Probiyotik, seçilmiş bakterilerin belli konsantrasyonda hazırlanmasıyla oluşturulmuş formüllerdir. Probiyotiklere güncel yaklaşım metagenom analizleri ile kişiye özel bakteri desteğinin belirlenebilmesi yönündedir. Canlı bakterilerden oluşmuş destek ürünler olduğu için uzman kontrolünde önerilmesi uygundur. Ülkemizde ilk kez tarafımızca hazırlanmış olan Türkiye Probiyotik Rehberi’nden kullanımda olan probiyotik preparatlarına ulaşmak mümkündür.

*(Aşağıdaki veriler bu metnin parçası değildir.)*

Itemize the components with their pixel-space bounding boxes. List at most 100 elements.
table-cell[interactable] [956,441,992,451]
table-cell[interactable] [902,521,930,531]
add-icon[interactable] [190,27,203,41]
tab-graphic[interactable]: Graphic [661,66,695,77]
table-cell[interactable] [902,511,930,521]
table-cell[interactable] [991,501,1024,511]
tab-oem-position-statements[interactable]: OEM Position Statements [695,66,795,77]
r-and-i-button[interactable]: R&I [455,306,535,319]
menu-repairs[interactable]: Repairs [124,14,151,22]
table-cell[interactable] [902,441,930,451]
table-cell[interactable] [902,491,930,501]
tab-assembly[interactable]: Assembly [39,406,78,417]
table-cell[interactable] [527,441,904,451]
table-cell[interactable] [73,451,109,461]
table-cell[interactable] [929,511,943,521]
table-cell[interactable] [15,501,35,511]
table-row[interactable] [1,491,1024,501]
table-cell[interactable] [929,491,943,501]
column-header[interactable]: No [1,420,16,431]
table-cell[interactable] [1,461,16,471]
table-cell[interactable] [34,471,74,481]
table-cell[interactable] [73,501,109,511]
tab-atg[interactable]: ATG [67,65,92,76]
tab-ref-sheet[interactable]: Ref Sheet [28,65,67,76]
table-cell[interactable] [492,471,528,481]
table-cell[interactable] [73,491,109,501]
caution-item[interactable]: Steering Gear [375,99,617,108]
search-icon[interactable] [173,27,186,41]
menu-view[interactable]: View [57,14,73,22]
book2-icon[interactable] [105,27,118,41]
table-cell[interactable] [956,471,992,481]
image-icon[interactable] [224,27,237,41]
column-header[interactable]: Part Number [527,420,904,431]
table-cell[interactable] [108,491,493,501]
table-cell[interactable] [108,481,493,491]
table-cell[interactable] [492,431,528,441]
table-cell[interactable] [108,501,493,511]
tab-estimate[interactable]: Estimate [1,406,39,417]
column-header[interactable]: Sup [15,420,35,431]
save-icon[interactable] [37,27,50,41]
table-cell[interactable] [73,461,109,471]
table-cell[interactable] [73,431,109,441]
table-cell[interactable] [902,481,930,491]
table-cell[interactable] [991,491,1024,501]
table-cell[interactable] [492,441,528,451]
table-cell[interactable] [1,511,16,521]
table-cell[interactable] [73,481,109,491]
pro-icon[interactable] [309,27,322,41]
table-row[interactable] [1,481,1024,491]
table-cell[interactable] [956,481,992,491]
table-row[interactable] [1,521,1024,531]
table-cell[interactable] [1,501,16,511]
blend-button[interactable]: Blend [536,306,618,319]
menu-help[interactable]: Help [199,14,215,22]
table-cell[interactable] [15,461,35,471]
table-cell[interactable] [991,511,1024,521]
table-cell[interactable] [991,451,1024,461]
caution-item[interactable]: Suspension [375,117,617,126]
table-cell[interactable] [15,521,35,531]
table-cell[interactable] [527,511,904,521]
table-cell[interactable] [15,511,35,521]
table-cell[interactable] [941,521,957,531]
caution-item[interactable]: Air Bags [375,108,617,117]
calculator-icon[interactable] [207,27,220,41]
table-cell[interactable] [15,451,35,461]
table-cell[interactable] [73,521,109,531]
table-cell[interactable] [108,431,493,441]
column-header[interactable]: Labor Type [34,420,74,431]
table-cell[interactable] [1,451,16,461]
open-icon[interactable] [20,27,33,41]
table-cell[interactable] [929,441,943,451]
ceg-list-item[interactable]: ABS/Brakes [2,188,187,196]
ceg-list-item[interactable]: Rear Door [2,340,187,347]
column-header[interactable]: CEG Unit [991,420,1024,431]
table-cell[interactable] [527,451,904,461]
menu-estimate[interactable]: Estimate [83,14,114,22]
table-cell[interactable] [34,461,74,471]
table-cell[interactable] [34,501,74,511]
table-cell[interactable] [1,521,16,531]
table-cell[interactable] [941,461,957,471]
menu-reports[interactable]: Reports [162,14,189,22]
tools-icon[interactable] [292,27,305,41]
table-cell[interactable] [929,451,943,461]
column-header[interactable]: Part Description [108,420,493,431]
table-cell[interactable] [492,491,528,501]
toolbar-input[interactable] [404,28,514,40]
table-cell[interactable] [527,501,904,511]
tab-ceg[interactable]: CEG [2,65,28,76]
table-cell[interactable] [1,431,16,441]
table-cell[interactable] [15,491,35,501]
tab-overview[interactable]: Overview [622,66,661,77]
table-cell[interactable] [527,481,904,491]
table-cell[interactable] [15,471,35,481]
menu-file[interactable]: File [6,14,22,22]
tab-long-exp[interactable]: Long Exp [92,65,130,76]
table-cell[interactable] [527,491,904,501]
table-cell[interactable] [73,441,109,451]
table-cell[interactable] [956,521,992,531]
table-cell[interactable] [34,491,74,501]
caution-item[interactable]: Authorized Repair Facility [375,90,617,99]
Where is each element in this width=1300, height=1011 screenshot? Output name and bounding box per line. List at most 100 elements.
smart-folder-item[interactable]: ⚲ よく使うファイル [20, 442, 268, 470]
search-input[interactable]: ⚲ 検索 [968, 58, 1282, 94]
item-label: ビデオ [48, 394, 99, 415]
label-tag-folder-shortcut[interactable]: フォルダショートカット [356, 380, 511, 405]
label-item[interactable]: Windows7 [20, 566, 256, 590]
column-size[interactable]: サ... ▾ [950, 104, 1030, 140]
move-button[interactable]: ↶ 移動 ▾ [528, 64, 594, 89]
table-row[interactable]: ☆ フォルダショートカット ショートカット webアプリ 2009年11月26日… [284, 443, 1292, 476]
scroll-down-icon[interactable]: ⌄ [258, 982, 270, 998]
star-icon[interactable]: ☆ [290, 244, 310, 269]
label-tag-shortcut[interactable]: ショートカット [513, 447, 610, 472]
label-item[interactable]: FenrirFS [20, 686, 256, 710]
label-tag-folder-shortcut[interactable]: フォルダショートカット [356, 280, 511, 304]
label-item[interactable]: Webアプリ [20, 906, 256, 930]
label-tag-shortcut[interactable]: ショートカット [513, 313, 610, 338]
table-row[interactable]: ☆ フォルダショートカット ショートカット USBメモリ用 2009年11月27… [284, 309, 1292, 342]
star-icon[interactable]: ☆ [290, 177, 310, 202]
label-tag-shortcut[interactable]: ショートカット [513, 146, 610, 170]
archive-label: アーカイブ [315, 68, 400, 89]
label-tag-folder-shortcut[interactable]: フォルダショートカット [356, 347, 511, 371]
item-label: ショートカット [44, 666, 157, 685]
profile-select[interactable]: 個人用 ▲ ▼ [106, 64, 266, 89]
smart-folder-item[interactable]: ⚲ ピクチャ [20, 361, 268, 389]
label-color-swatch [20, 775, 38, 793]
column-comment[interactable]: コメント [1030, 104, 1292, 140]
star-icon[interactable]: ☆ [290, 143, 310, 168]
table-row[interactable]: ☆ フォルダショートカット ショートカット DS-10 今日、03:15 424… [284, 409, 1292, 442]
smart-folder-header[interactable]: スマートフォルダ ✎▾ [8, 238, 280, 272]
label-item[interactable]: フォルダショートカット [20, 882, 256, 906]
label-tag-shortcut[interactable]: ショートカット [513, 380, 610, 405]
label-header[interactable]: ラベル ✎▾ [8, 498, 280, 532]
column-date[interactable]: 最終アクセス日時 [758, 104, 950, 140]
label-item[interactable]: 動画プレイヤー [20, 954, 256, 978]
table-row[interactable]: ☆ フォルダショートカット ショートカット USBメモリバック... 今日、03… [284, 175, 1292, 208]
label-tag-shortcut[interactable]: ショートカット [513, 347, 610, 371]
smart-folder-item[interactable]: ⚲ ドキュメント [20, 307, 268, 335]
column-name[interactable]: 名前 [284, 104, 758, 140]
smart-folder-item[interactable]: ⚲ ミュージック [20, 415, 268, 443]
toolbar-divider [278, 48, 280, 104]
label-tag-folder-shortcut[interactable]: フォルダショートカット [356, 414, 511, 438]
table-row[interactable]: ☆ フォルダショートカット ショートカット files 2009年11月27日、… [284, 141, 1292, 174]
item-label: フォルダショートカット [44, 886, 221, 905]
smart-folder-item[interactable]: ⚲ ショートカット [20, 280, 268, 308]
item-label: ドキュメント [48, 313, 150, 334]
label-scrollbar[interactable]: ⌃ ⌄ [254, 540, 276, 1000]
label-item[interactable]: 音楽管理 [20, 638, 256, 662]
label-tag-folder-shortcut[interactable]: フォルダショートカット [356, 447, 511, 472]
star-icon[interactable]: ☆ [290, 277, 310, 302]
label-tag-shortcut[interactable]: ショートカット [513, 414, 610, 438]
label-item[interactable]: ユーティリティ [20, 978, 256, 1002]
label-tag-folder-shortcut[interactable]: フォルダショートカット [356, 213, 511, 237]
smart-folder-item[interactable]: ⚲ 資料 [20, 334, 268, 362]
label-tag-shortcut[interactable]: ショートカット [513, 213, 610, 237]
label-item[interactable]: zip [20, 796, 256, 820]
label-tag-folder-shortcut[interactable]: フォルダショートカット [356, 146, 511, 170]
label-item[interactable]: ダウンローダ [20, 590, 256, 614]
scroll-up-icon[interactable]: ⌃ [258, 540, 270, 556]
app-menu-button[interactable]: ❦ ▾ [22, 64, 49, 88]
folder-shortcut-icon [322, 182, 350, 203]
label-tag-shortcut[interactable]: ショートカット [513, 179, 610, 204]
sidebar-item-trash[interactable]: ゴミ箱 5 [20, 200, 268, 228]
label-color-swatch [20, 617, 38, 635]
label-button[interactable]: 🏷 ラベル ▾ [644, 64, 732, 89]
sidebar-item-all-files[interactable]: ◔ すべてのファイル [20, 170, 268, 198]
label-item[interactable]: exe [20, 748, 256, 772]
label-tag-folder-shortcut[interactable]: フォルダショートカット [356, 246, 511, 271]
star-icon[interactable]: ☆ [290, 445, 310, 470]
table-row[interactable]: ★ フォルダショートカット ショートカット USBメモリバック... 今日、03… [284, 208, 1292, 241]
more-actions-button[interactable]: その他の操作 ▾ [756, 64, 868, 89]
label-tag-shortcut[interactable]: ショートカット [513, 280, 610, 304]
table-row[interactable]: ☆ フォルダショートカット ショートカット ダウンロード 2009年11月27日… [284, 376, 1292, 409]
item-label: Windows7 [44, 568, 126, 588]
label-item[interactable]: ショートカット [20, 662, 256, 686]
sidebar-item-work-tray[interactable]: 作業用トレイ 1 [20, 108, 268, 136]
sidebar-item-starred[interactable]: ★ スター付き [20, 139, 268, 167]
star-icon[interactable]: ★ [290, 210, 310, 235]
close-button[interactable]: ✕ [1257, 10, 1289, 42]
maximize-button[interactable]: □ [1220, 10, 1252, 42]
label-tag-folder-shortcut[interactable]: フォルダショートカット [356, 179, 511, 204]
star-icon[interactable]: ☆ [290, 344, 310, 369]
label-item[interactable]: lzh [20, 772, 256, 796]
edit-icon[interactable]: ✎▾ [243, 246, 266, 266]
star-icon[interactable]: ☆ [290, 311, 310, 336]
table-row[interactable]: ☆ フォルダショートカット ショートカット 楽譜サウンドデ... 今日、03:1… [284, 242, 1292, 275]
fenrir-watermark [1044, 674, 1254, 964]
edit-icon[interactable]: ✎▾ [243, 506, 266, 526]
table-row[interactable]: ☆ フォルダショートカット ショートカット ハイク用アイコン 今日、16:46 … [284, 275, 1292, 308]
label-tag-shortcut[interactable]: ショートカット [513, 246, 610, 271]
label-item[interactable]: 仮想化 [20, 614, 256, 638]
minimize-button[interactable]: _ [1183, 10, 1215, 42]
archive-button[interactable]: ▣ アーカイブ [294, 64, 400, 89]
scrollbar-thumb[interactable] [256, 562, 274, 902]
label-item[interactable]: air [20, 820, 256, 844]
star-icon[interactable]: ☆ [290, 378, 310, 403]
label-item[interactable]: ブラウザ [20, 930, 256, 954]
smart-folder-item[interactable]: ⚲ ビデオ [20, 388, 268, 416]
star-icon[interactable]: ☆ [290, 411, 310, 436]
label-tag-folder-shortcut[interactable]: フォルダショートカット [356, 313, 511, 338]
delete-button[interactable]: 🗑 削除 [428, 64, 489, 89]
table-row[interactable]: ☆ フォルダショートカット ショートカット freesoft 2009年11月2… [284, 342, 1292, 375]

Prebiyotikler ise; bu bakterilerin çoğalmasını sağlayacak lifli bir takım preparatlardır. Gıdalar yoluyla doğal olarak da alınabilir. Prebiyotik, bağırsakta öyle lifli alt bir zemin oluşturabilir ki, faydalı probiyotik bakterileri de çoğalır. Dünya Sağlık Örgütü, seçici olarak fermente olabilen, gastrointestinal mikroorganizmaların kompozisyon ve/veya aktivitesini etkileyerek, bireyin iyi olma hali ve sağlığı üzerinde olumlu etkileri olan besin bileşenlerini prebiyotik olarak tanımlamaktadır. Prebiyotik özellik gösteren diyet bileşenlerinin büyük çoğunluğunun karbonhidrat yapıda olduğu görülmektedir. Fruktooligosakkaritler (FOS), inülin ve galaktooligosakkaritler en çok bilinen prebiyotikler olup doğal kaynakları arasında muz, elma, çilek, enginar, kuşkonmaz, soya fasulyesi, tam buğday, arpa, keten tohumu, badem ve ceviz yer almaktadır. Prebiyotiklerin bağırsaktaki immun ve metabolik fonksiyonlar üzerine faydalı etkilerinin kısa zincirli yağ asidi üretiminde artış sağladığı ve posa fermentasyonundan elde edilen gastrointestinal ilişkili lenfoid dokuyu (GALT) güçlendirdiği bilinmektedir.